Cass. soc., 5 mai 2017, n°15-28.434

L’existence d’une relation de travail ne dépend ni de la volonté exprimée par les parties, ni de la dénomination qu’elles ont donnée à leur convention, mais des conditions de fait dans lesquelles est exercée l’activité.

Ce qu’il faut retenir : L’existence d’une relation de travail ne dépend ni de la volonté exprimée par les parties, ni de la dénomination qu’elles ont donnée à leur convention, mais des conditions de fait dans lesquelles est exercée l’activité. Ainsi, un contrat de gérance mandat peut-il être requalifié en contrat de travail lorsqu’un lien de subordination est caractérisé par l’exécution d’un travail sous l’autorité d’un mandant qui a le pouvoir de donner des ordres et des directives, d’en contrôler l’exécution et de sanctionner les manquements du gérant mandataire.

 

Pour approfondir : La société A…, propriétaire de la marque « E… », a conclu un contrat de franchise avec la société E…, laquelle a conclu un contrat de licence de marque et de gestion avec la société H…, propriétaire d’un fonds d’hôtellerie à Geispolsheim, exploité sous l’enseigne E… ; la société H… a confié l’exploitation de l’hôtel à la société M…, dont Monsieur X… était le gérant, au moyen d’un contrat de gérance-mandat (selon la société H), lequel n’avait pas été signé. Le schéma contractuel s’articulait donc comme suit :

Sans qu’aucun contrat de gérance-mandat n’ait été signé, la société M.., a été en charge de la gestion de cet hôtel à compter du 1er février 2006.

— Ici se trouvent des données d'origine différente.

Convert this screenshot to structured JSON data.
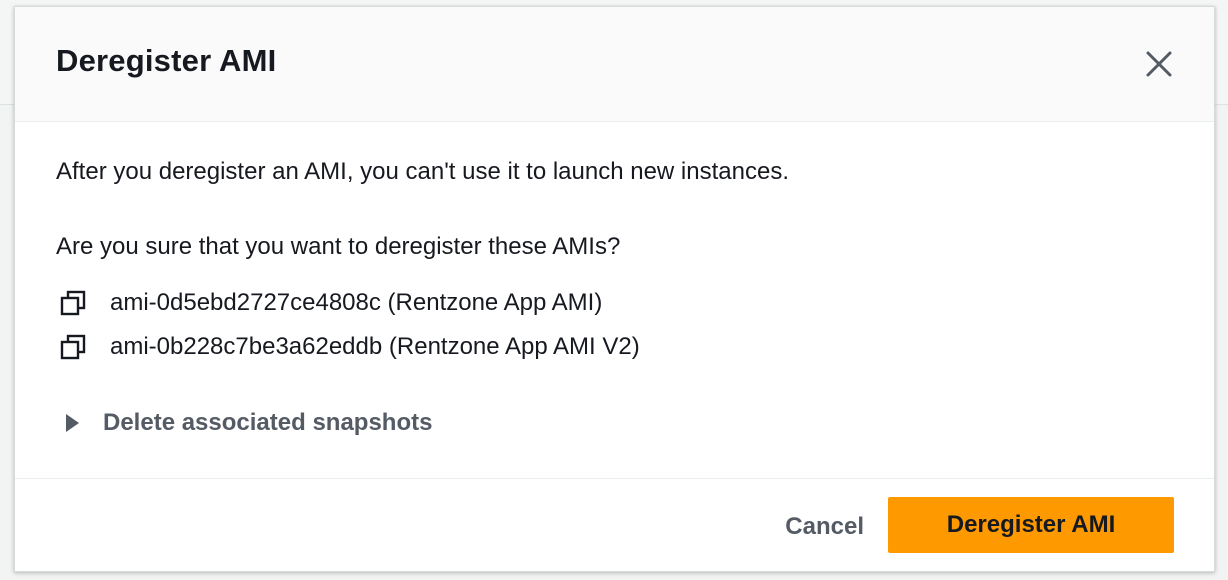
{
  "modal": {
    "title": "Deregister AMI",
    "close_icon": "close-icon",
    "warning_text": "After you deregister an AMI, you can't use it to launch new instances.",
    "confirm_question": "Are you sure that you want to deregister these AMIs?",
    "amis": [
      {
        "label": "ami-0d5ebd2727ce4808c (Rentzone App AMI)",
        "icon": "copy-icon"
      },
      {
        "label": "ami-0b228c7be3a62eddb (Rentzone App AMI V2)",
        "icon": "copy-icon"
      }
    ],
    "expander_label": "Delete associated snapshots",
    "expander_icon": "caret-right-icon",
    "cancel_label": "Cancel",
    "confirm_label": "Deregister AMI"
  },
  "colors": {
    "primary": "#ff9900",
    "text": "#16191f",
    "muted": "#545b64",
    "header_bg": "#fafafa"
  }
}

Au motif de fautes graves constatées dans la gestion de l’hôtel, la société H… a mis fin audit contrat par lettre du 8 février 2012. Des discussions ont alors eu lieu au titre de l’indemnité de rupture de l’article L. 146-4 du Code de commerce relatif au statut de gérant mandataire. Ces discussions n’ont pas abouti.

Monsieur X… a saisi le conseil de prud’hommes de Strasbourg afin de voir requalifier son contrat en contrat de travail. Et, par jugement du 5 mars 2015, le juge prud’homal a fait droit à cette demande.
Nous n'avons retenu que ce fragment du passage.